We are interested in sharing our work to continue important commitments in our lives to promote the well-being of women and girls in a world in which patriarchy dominates. As we begin to bring this work forward, it has generated interest, energy and hope in many people who share feminist values. Furthermore, as we have engaged in more conversations about this work, important and useful questions have been brought forward that help us remain true to our intentions and hopes.
Many aspects of our work offer us hope and sustenance. Experiencing the support for ourselves as mothers and seeing the difference our work is making in the lives of our daughters brings us deep satisfaction and joy.
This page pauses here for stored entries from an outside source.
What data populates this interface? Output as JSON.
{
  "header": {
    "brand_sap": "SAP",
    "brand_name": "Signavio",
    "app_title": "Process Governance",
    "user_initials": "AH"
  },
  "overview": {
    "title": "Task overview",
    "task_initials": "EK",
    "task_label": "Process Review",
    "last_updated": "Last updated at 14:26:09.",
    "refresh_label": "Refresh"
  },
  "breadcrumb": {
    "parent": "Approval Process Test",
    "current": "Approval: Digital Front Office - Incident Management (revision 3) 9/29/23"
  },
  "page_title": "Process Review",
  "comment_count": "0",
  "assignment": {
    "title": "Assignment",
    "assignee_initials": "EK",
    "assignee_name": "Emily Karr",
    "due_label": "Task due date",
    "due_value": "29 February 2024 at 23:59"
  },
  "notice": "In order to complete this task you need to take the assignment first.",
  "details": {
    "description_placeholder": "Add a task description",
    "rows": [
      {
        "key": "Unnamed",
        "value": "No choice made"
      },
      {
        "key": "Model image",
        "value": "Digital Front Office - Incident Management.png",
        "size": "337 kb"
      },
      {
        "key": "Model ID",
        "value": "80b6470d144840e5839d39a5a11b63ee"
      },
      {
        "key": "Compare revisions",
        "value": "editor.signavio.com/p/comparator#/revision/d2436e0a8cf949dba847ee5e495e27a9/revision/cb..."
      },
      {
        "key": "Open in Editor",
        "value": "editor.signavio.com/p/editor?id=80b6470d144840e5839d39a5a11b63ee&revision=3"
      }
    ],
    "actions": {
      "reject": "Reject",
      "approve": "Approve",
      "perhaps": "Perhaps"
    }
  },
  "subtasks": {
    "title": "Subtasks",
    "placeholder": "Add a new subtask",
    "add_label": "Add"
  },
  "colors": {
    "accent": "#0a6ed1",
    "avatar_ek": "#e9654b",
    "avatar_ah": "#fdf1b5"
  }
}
In addition, seeing the enthusiasm our work has generated and the ways in which others are inspired to begin or go further with feminist projects of their own gives us hope that the world can change to better support mothers and daughters.
The biggest dilemma we have in bringing our work forward is our concern to avoid implying that the ideas and practices of The Mother-Daughter Project constitute the "correct" way to exemplify feminist values for mothers and daughters. We wish to validate the ingenuity that people, especially mothers, have shown in facing sexist challenges, and to offer them hope and inspiration. We do not want to burden mothers with new demands or expectations. Another concern we have is including in our thinking all the myriad ways in which loving relationships are created between care-providers and children. Although our focus has been on mothers and daughters, we intend our work to support feminist perspectives on all family relationships. One final concern we have is the grief our work evokes for women on many levels, including awareness of the losses they have faced due to sexism and to the absence of the kinds of supports The Mother-Daughter Project provides. Our hope is to increase the sense of possibility for feminist action for anyone at any time and for everyone to know they can take another step in the direction in which they wish to go.